Prepare for new things

Prepare for new things

“As you look back over the story of your own life, or the life of your family, community or nation, where do you see the desire for renewal manifesting itself?” So asks retreat director and author Margaret Silf in her recent book The Other Side of Chaos. It is a good question at any time but especially at significant milestones that invite deep reflection and the resetting of direction … like anniversaries!

I have recently been privileged to participate in anniversary celebrations around the Synod: Marrickville Congregation’s 140th, UnitingCare Burnside’s Centenary, Braidwood Uniting Church’s 150th, Kinross Wolaroi School’s 125th, and Scone Uniting Church’s 150th.

The challenge to these and other unique expressions of our diverse Uniting Church is to discover the new and risky paths to which God is calling them, hopefully inspired by the ethos of our church, which is briefly but well described as inclusive, courageous and generous.

Some helpful insights in how to achieve this discernment were provided at the recent National Ministry Conference in Adelaide.

On the theme of Fresh Expressions, Jenny Tymms spoke of the three vital phases that lead to new and creative mission.

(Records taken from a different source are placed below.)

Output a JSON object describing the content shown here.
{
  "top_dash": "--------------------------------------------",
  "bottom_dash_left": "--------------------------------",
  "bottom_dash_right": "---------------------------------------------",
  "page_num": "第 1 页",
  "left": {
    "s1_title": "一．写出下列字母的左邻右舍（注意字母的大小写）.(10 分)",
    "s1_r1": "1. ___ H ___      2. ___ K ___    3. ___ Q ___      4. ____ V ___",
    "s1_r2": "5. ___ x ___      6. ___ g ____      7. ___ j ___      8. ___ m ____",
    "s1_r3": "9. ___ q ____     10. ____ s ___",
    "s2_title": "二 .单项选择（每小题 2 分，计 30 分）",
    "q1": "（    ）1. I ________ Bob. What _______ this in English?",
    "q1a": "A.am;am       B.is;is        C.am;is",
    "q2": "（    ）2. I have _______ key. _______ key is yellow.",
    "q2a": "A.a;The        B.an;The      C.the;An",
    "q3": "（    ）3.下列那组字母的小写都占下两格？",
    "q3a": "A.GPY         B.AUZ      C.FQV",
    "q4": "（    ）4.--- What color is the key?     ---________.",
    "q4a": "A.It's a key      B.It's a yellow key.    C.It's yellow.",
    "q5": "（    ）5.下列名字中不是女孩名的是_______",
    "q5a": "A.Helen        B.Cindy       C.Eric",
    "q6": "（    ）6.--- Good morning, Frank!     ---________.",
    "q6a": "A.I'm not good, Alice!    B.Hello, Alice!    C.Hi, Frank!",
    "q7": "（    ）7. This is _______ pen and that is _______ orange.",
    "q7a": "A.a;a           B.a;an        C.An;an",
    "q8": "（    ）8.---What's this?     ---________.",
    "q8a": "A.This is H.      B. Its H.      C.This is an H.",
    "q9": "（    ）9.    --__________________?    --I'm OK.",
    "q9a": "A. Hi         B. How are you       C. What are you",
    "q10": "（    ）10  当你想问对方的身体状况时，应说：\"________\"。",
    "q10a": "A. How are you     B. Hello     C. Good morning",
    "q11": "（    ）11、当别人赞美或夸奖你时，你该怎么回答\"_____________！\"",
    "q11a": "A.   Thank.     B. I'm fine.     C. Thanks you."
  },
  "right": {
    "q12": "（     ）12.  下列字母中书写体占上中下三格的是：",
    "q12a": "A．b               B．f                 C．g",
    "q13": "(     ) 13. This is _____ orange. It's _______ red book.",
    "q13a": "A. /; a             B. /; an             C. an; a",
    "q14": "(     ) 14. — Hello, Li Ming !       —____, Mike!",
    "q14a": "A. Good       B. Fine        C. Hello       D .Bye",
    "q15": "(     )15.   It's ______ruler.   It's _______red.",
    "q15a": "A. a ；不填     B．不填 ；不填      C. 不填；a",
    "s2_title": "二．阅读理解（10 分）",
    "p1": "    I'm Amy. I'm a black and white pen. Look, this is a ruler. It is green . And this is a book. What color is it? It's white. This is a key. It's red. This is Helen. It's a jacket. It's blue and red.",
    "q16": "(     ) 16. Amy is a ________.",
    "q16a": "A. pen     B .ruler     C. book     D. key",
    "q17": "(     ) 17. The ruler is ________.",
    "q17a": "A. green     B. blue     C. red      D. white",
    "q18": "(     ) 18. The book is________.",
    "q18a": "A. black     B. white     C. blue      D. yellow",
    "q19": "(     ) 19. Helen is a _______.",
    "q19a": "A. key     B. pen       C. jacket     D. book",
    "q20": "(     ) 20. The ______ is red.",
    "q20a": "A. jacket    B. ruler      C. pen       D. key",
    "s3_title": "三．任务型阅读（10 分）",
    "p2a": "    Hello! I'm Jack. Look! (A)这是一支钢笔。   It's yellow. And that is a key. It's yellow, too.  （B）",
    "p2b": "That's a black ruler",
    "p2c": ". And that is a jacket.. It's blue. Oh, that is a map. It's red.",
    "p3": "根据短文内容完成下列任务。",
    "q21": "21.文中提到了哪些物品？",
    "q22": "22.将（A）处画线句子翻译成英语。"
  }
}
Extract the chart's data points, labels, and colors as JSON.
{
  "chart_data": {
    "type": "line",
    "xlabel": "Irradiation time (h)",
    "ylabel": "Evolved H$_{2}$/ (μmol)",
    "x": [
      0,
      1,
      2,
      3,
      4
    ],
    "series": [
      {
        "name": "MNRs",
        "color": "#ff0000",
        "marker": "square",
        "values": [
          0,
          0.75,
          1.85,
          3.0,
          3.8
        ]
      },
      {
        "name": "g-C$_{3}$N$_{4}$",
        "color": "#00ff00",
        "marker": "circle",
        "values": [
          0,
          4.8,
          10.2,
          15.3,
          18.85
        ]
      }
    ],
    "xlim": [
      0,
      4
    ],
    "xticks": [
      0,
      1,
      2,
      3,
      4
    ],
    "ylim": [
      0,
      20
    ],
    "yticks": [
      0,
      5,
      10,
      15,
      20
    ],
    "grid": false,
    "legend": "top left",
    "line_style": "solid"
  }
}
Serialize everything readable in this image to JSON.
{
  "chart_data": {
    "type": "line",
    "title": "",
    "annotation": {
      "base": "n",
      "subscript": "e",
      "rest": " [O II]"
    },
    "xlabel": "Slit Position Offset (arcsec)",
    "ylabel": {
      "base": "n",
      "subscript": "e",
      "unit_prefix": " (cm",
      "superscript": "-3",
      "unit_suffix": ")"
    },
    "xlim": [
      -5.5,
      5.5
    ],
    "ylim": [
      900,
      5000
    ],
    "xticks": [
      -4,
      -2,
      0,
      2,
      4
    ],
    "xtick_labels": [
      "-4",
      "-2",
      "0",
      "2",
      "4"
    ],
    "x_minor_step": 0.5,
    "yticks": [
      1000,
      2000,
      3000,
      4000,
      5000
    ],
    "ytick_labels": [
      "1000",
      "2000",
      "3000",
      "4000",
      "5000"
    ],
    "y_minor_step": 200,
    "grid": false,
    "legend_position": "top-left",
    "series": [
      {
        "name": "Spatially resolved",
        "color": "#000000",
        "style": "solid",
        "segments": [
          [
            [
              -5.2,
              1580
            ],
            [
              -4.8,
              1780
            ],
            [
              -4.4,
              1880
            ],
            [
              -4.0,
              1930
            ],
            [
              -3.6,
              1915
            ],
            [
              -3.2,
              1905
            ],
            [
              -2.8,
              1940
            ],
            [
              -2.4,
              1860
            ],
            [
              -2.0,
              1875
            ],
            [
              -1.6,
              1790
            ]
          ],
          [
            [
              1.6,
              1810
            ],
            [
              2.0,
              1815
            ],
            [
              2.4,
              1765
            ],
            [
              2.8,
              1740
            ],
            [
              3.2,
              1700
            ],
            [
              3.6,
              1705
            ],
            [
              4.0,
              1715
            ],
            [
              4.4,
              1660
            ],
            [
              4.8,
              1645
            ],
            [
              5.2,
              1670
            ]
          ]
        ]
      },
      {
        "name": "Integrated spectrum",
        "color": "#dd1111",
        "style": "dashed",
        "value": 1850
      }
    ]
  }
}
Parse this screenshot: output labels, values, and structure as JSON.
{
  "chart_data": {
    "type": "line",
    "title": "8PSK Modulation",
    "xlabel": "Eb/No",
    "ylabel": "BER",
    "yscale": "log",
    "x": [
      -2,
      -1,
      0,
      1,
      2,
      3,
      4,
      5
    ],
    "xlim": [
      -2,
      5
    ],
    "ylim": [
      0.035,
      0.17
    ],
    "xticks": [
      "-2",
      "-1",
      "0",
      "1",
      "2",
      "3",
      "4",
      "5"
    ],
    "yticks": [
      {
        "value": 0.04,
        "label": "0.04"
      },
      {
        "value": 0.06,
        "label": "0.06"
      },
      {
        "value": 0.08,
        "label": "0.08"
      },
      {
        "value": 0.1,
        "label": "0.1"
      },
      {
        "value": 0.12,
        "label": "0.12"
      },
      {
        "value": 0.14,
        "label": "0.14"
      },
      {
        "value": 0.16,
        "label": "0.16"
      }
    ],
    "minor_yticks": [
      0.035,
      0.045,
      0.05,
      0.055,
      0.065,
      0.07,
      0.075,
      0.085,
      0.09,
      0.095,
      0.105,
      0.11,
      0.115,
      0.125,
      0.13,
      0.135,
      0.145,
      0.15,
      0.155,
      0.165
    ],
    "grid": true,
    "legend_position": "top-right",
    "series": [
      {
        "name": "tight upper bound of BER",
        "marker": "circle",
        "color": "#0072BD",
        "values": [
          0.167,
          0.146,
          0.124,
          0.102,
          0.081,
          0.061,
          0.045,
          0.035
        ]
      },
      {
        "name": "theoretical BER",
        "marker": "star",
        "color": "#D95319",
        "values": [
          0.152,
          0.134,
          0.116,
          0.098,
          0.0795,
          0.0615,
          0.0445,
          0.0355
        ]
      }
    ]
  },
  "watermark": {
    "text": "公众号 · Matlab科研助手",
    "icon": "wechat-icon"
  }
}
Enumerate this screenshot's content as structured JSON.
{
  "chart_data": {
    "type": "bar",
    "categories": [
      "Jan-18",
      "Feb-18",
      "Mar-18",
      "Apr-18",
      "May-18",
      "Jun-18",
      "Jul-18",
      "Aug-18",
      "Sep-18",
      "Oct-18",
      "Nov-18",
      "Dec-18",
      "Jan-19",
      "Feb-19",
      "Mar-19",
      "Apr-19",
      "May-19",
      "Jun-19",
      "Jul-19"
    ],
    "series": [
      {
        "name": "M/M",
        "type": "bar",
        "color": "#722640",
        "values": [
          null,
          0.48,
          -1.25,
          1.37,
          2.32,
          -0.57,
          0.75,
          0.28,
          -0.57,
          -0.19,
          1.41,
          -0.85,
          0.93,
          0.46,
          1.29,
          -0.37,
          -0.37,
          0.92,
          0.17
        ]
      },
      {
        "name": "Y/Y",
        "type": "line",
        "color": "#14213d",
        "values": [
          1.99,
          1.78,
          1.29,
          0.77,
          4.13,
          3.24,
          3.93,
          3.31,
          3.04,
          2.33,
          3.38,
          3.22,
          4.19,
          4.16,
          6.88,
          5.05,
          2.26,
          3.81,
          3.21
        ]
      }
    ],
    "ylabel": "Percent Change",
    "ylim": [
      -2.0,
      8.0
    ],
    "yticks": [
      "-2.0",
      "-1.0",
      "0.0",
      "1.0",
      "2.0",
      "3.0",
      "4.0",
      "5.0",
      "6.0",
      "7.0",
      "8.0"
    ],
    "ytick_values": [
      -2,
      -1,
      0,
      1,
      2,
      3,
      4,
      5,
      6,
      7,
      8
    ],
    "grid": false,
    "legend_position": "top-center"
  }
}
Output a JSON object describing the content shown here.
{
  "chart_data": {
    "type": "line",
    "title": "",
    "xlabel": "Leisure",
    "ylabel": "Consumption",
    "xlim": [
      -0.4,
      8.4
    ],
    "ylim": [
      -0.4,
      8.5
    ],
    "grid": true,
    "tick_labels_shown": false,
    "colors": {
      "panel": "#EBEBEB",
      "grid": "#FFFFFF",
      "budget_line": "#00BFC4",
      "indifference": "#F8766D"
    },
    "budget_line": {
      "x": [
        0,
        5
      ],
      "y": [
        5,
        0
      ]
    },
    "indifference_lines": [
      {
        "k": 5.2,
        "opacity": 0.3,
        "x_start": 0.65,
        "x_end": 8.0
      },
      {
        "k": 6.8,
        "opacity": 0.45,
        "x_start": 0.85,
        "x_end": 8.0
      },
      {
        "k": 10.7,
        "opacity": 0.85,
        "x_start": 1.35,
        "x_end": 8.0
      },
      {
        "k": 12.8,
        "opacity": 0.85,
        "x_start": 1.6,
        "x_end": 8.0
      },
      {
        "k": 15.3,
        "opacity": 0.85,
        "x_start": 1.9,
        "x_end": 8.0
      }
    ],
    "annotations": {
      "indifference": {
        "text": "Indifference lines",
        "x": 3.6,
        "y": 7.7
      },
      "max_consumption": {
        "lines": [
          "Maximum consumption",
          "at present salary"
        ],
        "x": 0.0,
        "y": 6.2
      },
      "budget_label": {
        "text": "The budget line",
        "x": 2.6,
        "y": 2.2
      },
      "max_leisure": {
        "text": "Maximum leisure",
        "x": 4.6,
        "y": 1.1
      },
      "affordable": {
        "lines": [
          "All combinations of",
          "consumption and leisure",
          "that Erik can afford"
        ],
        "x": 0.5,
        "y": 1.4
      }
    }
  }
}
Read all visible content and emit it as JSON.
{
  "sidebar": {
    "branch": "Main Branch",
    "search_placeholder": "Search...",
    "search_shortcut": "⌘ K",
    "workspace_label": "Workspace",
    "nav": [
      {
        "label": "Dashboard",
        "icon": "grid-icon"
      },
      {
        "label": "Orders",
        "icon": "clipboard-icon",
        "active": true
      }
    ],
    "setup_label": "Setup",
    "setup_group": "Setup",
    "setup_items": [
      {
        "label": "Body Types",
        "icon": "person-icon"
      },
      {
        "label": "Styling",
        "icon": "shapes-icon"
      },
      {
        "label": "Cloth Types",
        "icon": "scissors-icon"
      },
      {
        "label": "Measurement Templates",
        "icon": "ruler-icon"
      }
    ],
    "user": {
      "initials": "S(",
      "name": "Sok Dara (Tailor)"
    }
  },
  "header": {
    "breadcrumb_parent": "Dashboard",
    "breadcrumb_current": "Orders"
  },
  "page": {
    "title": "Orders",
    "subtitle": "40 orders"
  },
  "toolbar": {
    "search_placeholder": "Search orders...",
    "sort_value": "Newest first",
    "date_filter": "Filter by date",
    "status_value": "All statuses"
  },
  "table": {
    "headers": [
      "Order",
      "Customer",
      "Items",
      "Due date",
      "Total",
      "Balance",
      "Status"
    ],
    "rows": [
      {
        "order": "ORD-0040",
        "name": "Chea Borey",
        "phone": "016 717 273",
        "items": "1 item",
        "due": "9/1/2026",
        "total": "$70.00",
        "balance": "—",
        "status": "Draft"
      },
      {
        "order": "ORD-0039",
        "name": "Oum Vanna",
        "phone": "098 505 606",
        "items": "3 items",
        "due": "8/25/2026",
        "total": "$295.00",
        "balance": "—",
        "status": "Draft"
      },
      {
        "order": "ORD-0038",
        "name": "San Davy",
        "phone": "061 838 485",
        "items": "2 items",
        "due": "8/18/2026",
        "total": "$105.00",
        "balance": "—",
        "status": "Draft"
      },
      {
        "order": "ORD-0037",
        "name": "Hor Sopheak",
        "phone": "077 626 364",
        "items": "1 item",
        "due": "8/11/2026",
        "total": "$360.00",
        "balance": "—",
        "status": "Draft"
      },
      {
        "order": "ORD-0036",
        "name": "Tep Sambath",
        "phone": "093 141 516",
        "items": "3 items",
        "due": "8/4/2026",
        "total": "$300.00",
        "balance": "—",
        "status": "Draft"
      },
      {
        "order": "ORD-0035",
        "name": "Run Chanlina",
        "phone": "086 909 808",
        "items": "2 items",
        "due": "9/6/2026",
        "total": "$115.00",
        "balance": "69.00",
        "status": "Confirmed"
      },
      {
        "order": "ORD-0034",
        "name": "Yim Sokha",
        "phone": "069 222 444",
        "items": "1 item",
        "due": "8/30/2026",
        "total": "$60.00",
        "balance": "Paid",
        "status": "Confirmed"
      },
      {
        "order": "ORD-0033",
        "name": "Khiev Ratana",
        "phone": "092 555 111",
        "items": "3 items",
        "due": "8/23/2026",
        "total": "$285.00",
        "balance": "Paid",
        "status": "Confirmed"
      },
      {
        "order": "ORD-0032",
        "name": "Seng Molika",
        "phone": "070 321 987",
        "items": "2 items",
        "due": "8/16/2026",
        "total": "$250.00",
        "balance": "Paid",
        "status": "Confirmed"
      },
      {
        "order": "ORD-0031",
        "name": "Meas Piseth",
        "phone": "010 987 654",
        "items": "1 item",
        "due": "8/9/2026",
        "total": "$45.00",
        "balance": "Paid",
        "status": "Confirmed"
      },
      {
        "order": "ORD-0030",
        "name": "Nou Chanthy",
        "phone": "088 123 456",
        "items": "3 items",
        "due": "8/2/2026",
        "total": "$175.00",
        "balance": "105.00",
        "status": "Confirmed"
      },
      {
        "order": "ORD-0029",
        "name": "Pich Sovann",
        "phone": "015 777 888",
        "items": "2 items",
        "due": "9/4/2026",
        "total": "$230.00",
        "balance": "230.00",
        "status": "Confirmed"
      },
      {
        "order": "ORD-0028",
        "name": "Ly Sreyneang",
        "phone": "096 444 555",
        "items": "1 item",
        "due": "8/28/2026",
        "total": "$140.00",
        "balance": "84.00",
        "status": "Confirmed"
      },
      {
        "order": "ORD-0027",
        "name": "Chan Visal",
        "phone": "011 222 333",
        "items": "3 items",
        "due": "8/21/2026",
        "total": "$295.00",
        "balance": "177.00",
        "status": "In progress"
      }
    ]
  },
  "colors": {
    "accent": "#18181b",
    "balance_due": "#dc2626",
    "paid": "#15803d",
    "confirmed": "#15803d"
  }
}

There are endings, an in-between or liminal phase, and the new beginning itself.

One of the key insights that Jenny provided was that we need to first deal with endings.

Fresh expressions of ministry are best discerned when we have laid down the baggage of the past and have done our grieving. We then need the faith and patience to endure the in-between phase where God’s Spirit prepares us for new things, just as God prepared the Israelites for the Promised Land with an experience of the Wilderness.

That includes spending time in prayer and reflection to refine our spirits to welcome and engage with what is new. Jesus said it succinctly: you cannot put new wine into old wineskins.

Christmas is also an anniversary and Advent provides an opportunity to reflect and prepare for new things, of which the birth of Jesus Christ is the ultimate “Fresh Expression”.

What the Israelite people first had to let go of (and of course some never did) was their expectation of and dependence on a powerful leader like David who would restore their fortunes as a nation by armed force.

Matthew’s Gospel especially describes the liminal ordeal of Elizabeth and Zechariah, Joseph and Mary as they are prepared for something really new and different: the incarnation of the One who was to engage with the community as a guest and a servant in order to achieve the transformation of humanity.

It might well benefit the church and, in fact, the community itself if we are able to again consider what it means to let go of the fading hope of being at the powerful centre, where we can dictate to society what it should and should not do.

Rather, what does it mean for us today to be in the community as servants and guests in such a way that fresh expressions of mission arise from the interaction?

Margaret Silf continues: “How can you cooperate in your own way, using your own gifts, with this recreating Spirit?”

The anniversary stories and many others that I have heard recently affirm that, in many ways and many places, we are indeed willing to seek and walk the new and risky paths of renewal, growth and transformation.